Lab 1.1 Rate of Memorization Model
Because the model equation can be solved easily, this lab can be done without technology. (In fact, most students chose to solve the equation analytically and fit the data to the solution rather than take advantage of numerical techniques.) There is considerable variability in the results of the experiment. This lab can be started immediately after Section 1.1.
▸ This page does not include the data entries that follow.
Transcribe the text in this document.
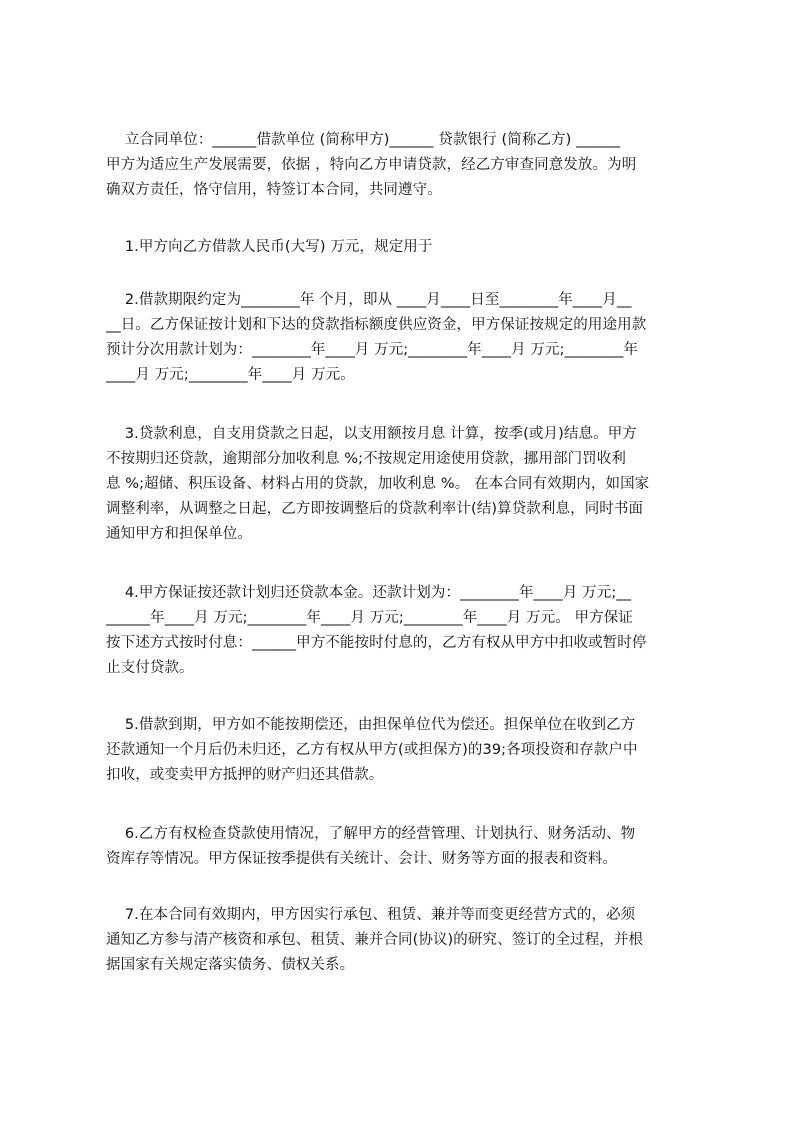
立合同单位：______借款单位 (简称甲方)______ 贷款银行 (简称乙方) ______
甲方为适应生产发展需要，依据 ，特向乙方申请贷款，经乙方审查同意发放。为明
确双方责任，恪守信用，特签订本合同，共同遵守。
1.甲方向乙方借款人民币(大写) 万元，规定用于
2.借款期限约定为________年 个月，即从 ____月____日至________年____月__
__日。乙方保证按计划和下达的贷款指标额度供应资金，甲方保证按规定的用途用款
预计分次用款计划为：________年____月 万元;________年____月 万元;________年
____月 万元;________年____月 万元。
3.贷款利息，自支用贷款之日起，以支用额按月息 计算，按季(或月)结息。甲方
不按期归还贷款，逾期部分加收利息 %;不按规定用途使用贷款，挪用部门罚收利
息 %;超储、积压设备、材料占用的贷款，加收利息 %。 在本合同有效期内，如国家
调整利率，从调整之日起，乙方即按调整后的贷款利率计(结)算贷款利息，同时书面
通知甲方和担保单位。
4.甲方保证按还款计划归还贷款本金。还款计划为：________年____月 万元;__
______年____月 万元;________年____月 万元;________年____月 万元。 甲方保证
按下述方式按时付息：______甲方不能按时付息的，乙方有权从甲方中扣收或暂时停
止支付贷款。
5.借款到期，甲方如不能按期偿还，由担保单位代为偿还。担保单位在收到乙方
还款通知一个月后仍未归还，乙方有权从甲方(或担保方)的39;各项投资和存款户中
扣收，或变卖甲方抵押的财产归还其借款。
6.乙方有权检查贷款使用情况，了解甲方的经营管理、计划执行、财务活动、物
资库存等情况。甲方保证按季提供有关统计、会计、财务等方面的报表和资料。
7.在本合同有效期内，甲方因实行承包、租赁、兼并等而变更经营方式的，必须
通知乙方参与清产核资和承包、租赁、兼并合同(协议)的研究、签订的全过程，并根
据国家有关规定落实债务、债权关系。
Lab 1.2 Growth of a Population of Mold
While this lab is a lot of fun, it is also subject to many difficulties. Some pieces of bread just dry out, leaving the student with no data. Also, be prepared for all sorts of strange stories why the report is not done on time---my dog ate my homework might actually be true. It seems that, on most pieces of bread, the mold stops growing before the entire piece is covered, i.e., the carrying capacity is less than 1. This lab can be started immediately after Section 1.1, and it takes at least two weeks to collect a reasonable amount of mold.
Lab 1.3 Logistic Population Models with Harvesting
The equations in this lab are difficult to analyze theoretically. Hence, the use of a solver is a must. This lab relates most closely with Section 1.7, but it can be done even if the material in Section 1.7 is not discussed in class. It has proven to be one of our most successful.
Lab 1.4 Exponential and Logistic Population Models
This lab points out the difficulties in making generalizations while modeling. There is considerable variability in the behavior of the populations of the states. The process of accepting or rejecting and adapting a model is new to many, if not most, students. Also, determining parameter values from the data is an important concept that many have not seen before. This lab can be started immediately after Section 1.1 is covered.
Lab 1.5 Modeling the Extinction of the Passenger Pigeon
This lab involves the fascinating story of the extinction of the passenger pigeon. It begins with an analysis of a logistic model with constant harvesting. Ultimately students are asked to investigate the behavior of a more complicated model for various parameter values.